Kirollos S. Hanna, PharmD, BCPS, BCOP, FACC, director of pharmacy at Minnesota Oncology and assistant professor of pharmacy at the Mayo Clinic College of Medicine and Science, discussed how to integrate pharmacists into the care team.
He highlighted the recent FDA approval of enofrtumab vedotin-ejfv (Padcev) plus pembrolizumab (Keytruda) for patients with locally advanced or metastatic urothelial carcinoma, and how pharmacists can be used to monitor adverse effects (AEs) and operationalizing costs.1
Hanna mentioned the pivotal phase 3 EV-302 trial (NCT04223856) which led to the approval of the agent, and how to better leverage pharmacists in ongoing trials in the bladder cancer space.2
Oncology pharmacists play a critical role across the board, whether we’re talking about large academic or community practice. It just depends on how that pharmacist is plugged into the model within the practice. Education is something that pharmacists excel at.
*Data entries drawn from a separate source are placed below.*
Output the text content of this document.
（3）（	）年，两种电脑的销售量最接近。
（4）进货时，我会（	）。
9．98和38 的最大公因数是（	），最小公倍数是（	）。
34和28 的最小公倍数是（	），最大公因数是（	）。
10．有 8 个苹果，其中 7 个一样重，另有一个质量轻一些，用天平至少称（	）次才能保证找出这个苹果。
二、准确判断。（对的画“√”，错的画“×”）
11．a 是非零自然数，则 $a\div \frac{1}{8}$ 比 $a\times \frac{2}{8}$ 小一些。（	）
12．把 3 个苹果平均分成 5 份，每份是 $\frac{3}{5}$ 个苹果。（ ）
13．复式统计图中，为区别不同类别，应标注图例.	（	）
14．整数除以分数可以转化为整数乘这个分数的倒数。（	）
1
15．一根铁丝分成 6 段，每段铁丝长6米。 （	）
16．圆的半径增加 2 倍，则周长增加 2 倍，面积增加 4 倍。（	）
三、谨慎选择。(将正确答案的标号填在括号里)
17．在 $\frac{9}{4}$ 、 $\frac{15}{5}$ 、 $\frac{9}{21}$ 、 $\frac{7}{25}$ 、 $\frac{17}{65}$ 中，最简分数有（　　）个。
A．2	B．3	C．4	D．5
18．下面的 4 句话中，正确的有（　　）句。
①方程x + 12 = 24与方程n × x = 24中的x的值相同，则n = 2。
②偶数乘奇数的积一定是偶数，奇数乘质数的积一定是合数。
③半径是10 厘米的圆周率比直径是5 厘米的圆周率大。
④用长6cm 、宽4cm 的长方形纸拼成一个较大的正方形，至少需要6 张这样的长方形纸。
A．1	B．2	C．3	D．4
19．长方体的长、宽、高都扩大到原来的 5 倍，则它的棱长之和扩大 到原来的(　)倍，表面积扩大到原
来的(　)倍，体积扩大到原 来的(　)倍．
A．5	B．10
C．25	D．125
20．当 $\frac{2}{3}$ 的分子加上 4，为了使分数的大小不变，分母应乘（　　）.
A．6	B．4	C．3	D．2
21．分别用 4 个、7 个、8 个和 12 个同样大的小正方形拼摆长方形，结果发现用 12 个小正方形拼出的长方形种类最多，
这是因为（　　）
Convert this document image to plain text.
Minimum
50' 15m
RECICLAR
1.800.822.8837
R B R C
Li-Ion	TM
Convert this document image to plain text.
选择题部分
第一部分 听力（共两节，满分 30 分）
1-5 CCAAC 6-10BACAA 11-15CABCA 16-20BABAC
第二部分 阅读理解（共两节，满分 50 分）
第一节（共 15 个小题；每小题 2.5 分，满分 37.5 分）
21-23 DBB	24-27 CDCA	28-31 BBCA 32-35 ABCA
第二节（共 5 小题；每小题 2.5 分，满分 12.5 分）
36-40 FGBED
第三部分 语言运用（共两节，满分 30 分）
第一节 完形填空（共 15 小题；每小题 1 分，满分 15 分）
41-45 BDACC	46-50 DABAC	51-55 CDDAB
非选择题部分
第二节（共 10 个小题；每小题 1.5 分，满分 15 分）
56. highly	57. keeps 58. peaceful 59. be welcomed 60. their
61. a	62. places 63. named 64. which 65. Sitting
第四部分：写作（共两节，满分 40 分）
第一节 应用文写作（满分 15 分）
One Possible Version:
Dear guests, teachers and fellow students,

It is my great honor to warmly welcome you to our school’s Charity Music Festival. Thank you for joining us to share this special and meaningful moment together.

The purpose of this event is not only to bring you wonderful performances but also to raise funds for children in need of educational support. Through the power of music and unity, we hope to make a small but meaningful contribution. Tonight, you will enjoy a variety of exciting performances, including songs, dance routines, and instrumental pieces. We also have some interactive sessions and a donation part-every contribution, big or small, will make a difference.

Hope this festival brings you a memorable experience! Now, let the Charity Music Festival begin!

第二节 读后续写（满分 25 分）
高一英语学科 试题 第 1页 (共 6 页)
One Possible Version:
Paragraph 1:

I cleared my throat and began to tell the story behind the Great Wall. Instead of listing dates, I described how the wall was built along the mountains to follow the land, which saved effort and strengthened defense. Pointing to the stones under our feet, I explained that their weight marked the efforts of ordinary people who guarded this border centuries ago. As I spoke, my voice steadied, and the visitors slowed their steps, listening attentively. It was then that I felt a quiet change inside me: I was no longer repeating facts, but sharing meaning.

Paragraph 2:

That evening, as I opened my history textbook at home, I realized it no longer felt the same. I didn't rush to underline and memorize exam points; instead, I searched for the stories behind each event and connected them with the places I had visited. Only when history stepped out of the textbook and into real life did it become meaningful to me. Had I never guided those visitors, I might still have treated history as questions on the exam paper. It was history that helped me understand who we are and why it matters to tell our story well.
Whether it’s education around the therapy, the supportive care, pharmacists can certainly help their AE monitoring and support when AEs do come up. In addition to that, when these patients are coming into that infusion center and not seeing a provider, the clinical pharmacist can certainly be there to help with lab evaluation, counseling, or addressing things with our nursing colleagues as well.
The other component of it is [the enfortumab vedotin plus pembrolizumab] regimen and how it’s going to shift the disease paradigm. If pharmacists are functioning on a pharmacy and therapeutics committee and doing the analysis of how the organization wants to operationalize this, this regimen certainly does come with a cost. You’re combining 2 expensive therapeutics that are going to increase the total cost of care for patients, particularly in the frontline setting.
Even when you look at the 2 or 3 lines of therapy for bladder cancer, these patients are still going to be exposed to these therapeutics at one point in time, whether you leverage this on the front line, or whether you do platinum[-based] therapy, then they go on immunotherapy, then they go on enfortumab vedotin. From a bladder cancer perspective in total, it doesn’t increase the cost of care, but it shifts the cost of care to that frontline setting, given the clinical efficacy of the profile of the EV-302 study. I would encourage people to still leverage the pharmacy for awareness that clinical trials are still strongly encouraged in bladder cancer, and metastatic bladder cancer across all lines of therapy because we still have a significant way to go in terms of making an impact. We’ve seen a lot of novel therapeutics within this space. When you look at the 5-year survival [rate], it’s only about 8% to 10%. It’s still a far way from where we would like to be for this patient population.